How does the place you visit "eat"...what does it produce?

40. Living Together
Pictures of examples of symbioses (relationships of two types of living things) in the world around you. Determine whether they are parasites – one-organism benefits as the expense of the others: mosquitoes/people, commensal – one organism benefits but is not harmful to the other – robins/trees, or mutuals – both organisms benefit – bees/flowers.

41. Micro-Communities
Take pictures of the micro communities you can see from your classroom window or schoolyard.

42. Who Eats What Parts
Take pictures of things being eaten in the schoolyard. Milkweeds, lettuce, elm tree, apples. Who are the consumers?

43. Decomposers
Take pictures of decomposers in action. Leave some food (moistened bread, fruit) out to mold. Use your digital camera to record what is happening day to day.

44. Comparing Environments
Use the digital camera to capture different environments - classroom media center, office, teachers lounge, playground, locker room. Compare and discuss factors that make places different.

45. Interdependence
Take pictures of different things in the environment that depend on other living or non-living elements to live. Identify the dependence, record and discuss.

46. Putting Pictures In Order
Organize the class into teams. Have each team of students take a picture at some time during a week long period (this activity would be better if each team has their own floppy disk). Each team should keep the time secret from the other teams; each picture should contain a clue as to when it was taken; at the end of the week, have the students put the pictures in chronological order.

47. Tracks Or Traces
Have the students go outside and take pictures that show indirect evidence of a population of something (bird nest, foot-prints, cans, cars, desks).
More: Find footprints of a population that should be reduced.
Find footprints of a population that should be increased.
List 10 kinds of indirect evidence for populations.
Find footprints of a population that no longer inhabits this place.

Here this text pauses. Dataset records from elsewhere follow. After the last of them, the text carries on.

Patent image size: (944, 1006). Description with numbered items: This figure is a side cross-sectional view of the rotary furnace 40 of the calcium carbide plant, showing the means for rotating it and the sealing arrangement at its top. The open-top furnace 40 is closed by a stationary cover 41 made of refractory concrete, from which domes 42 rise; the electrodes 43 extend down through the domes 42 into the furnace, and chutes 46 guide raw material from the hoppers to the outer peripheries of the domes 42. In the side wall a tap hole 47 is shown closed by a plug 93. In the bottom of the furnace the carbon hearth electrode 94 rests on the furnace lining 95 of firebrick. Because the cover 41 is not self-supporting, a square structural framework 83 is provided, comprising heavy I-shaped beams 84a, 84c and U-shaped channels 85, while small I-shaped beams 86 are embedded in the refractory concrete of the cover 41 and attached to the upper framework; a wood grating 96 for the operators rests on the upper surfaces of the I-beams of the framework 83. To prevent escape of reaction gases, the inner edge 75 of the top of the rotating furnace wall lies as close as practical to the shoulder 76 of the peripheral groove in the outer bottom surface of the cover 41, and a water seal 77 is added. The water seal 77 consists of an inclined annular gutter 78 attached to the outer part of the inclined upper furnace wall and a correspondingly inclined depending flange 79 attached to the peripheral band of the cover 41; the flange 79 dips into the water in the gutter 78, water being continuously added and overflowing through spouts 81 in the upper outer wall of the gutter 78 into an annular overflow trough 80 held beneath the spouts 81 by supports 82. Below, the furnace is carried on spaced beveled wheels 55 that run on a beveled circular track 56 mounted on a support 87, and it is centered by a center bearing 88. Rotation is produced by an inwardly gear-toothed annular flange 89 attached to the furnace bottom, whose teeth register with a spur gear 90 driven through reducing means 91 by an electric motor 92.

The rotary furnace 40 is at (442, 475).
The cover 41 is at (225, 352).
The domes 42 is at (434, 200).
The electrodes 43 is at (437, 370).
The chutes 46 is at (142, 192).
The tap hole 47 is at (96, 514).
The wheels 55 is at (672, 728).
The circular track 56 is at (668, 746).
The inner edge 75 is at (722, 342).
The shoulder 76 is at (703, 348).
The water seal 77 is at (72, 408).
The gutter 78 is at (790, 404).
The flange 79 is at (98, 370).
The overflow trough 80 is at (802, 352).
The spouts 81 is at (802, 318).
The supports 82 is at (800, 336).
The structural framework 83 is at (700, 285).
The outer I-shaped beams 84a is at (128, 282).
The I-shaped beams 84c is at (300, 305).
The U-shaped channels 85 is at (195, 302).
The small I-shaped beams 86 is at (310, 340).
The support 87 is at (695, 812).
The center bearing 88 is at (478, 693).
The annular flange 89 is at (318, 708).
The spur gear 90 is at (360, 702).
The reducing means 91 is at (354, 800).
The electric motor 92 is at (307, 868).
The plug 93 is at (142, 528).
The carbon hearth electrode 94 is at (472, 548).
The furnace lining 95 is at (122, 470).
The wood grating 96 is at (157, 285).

48. Write A Story About Interdependence
Get any 10 photos taken at random then write or tell a story that includes all the pictures.

49. Predicting Change
Take a series of pictures that are predictable - clouds, rain drops, wet windows /sunbeam, object. shadow/clock, teacher, school book, notepaper. Explain.
More: Find and document unpredictable change.
Find something you want to change but don't think you can.

50. Who Is Responsible
Cause and effect. Take 2 pictures - one of which is responsible for the other (people/ garbage; trees/ cracked cement)

51. Comfortable And Uncomfortable
Take pictures of places where you are comfortable and uncomfortable.
More: Change your perspective. Take pictures from the perspective of a cat, bird, ant, person from another culture.

52. Similes or Metaphors
Create a list of words. Then take pictures of things in your classroom, building, or school yard that show how that object is or is not like your word.